Li5AlO4 is used in the nuclear power industry.

==Aluminate suffix used in the naming of inorganic compounds==

Examples are:
- Tetrachloroaluminate ion AlCl4− found in for example lithium tetrachloroaluminate.
- Tetrahydroaluminate ion AlH4− found in for example lithium aluminium hydride.
- Hexafluoroaluminate ion AlF6(3−) found in for example sodium hexafluoroaluminate.

== Aluminates made using new raw materials==

Many recent research studies have focused on an effective solution for waste treatment. This has led some residues to be made into new raw materials for many industries. Such an achievement ensures a reduction in energy and natural resource usage, decreasing of the negative environmental impact and creating new fields of work.

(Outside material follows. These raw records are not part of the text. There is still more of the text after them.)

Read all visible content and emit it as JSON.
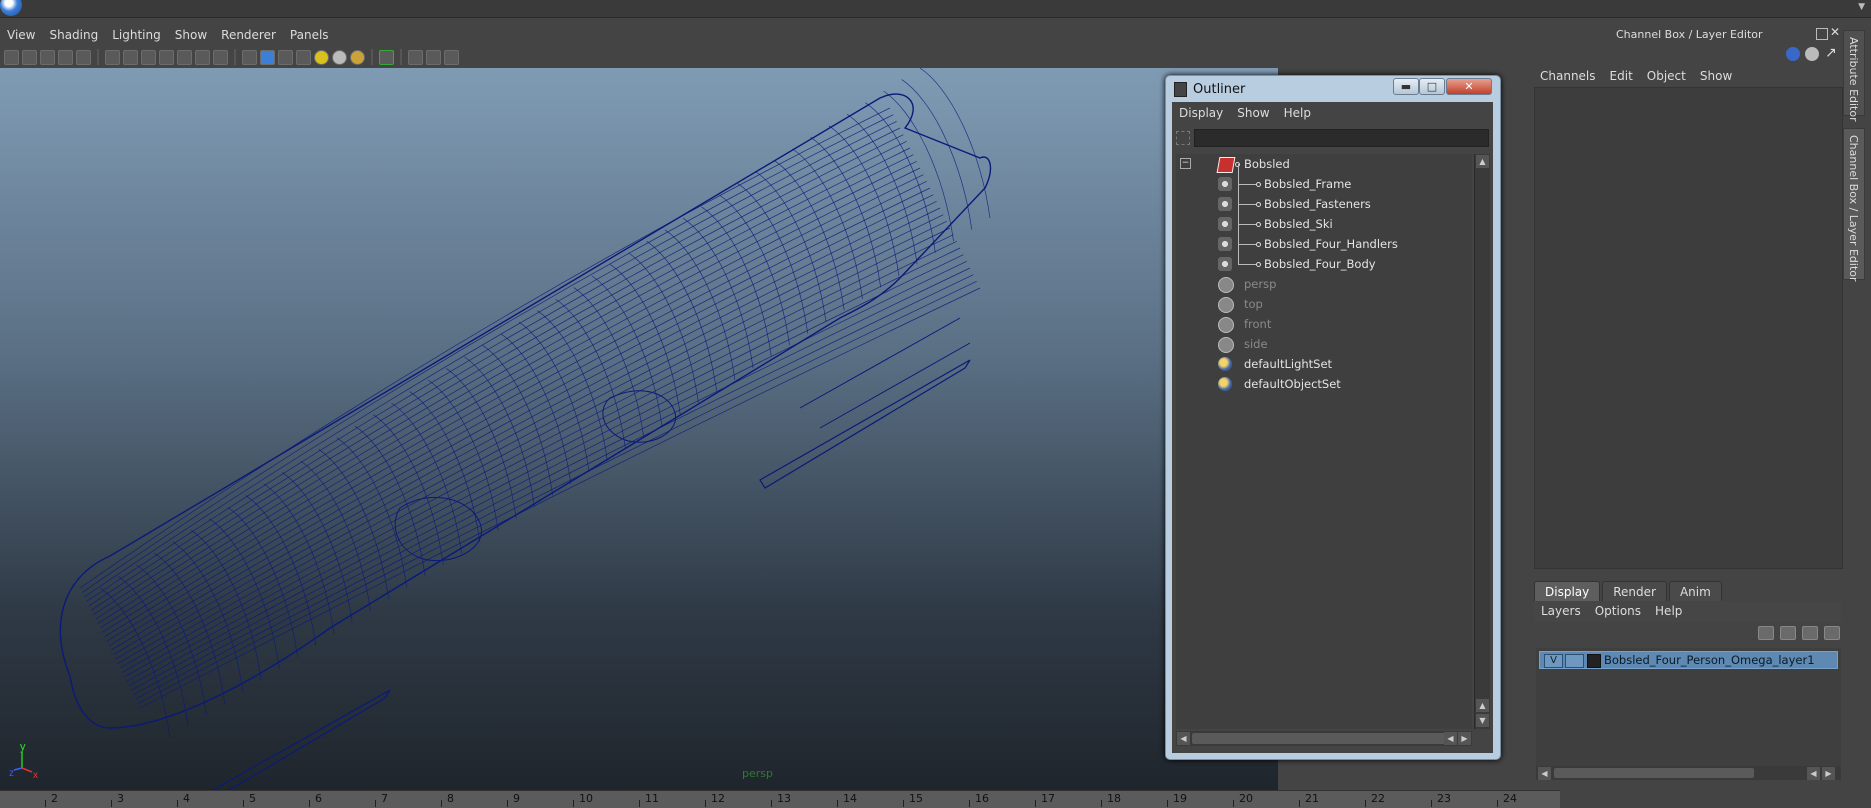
{
  "menubar": {
    "items": [
      "View",
      "Shading",
      "Lighting",
      "Show",
      "Renderer",
      "Panels"
    ]
  },
  "viewport": {
    "camera_label": "persp",
    "wireframe_color": "#0a1a7a",
    "axis": {
      "y": "y",
      "x": "x",
      "z": "z"
    }
  },
  "timeline": {
    "ticks": [
      "2",
      "3",
      "4",
      "5",
      "6",
      "7",
      "8",
      "9",
      "10",
      "11",
      "12",
      "13",
      "14",
      "15",
      "16",
      "17",
      "18",
      "19",
      "20",
      "21",
      "22",
      "23",
      "24"
    ]
  },
  "outliner": {
    "title": "Outliner",
    "buttons": {
      "minimize": "▬",
      "maximize": "□",
      "close": "✕"
    },
    "menu": [
      "Display",
      "Show",
      "Help"
    ],
    "filter_value": "",
    "tree": [
      {
        "label": "Bobsled",
        "kind": "group",
        "icon": "set-icon"
      },
      {
        "label": "Bobsled_Frame",
        "kind": "mesh",
        "icon": "mesh-icon"
      },
      {
        "label": "Bobsled_Fasteners",
        "kind": "mesh",
        "icon": "mesh-icon"
      },
      {
        "label": "Bobsled_Ski",
        "kind": "mesh",
        "icon": "mesh-icon"
      },
      {
        "label": "Bobsled_Four_Handlers",
        "kind": "mesh",
        "icon": "mesh-icon"
      },
      {
        "label": "Bobsled_Four_Body",
        "kind": "mesh",
        "icon": "mesh-icon"
      },
      {
        "label": "persp",
        "kind": "camera",
        "icon": "camera-icon"
      },
      {
        "label": "top",
        "kind": "camera",
        "icon": "camera-icon"
      },
      {
        "label": "front",
        "kind": "camera",
        "icon": "camera-icon"
      },
      {
        "label": "side",
        "kind": "camera",
        "icon": "camera-icon"
      },
      {
        "label": "defaultLightSet",
        "kind": "set",
        "icon": "light-set-icon"
      },
      {
        "label": "defaultObjectSet",
        "kind": "set",
        "icon": "object-set-icon"
      }
    ]
  },
  "channel_box": {
    "title": "Channel Box / Layer Editor",
    "menu": [
      "Channels",
      "Edit",
      "Object",
      "Show"
    ],
    "side_tabs": [
      "Attribute Editor",
      "Channel Box / Layer Editor"
    ]
  },
  "layer_editor": {
    "tabs": [
      "Display",
      "Render",
      "Anim"
    ],
    "active_tab": "Display",
    "menu": [
      "Layers",
      "Options",
      "Help"
    ],
    "layers": [
      {
        "visible": "V",
        "name": "Bobsled_Four_Person_Omega_layer1"
      }
    ]
  }
}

A good example comes from the metals industry, particularly the aluminium industry. Aluminium recycling is a beneficial activity for the environment, since it recovers resources from both manufacturing and consumer waste. Slag and scrap which were previously considered as waste, are now the raw material for some highly profitable new industries. There is added-value in materials made using an aluminium residue which is currently considered as a hazardous waste. Current research is investigating the use of this waste to manufacture glass, glass-ceramic, boehmite and calcium aluminate.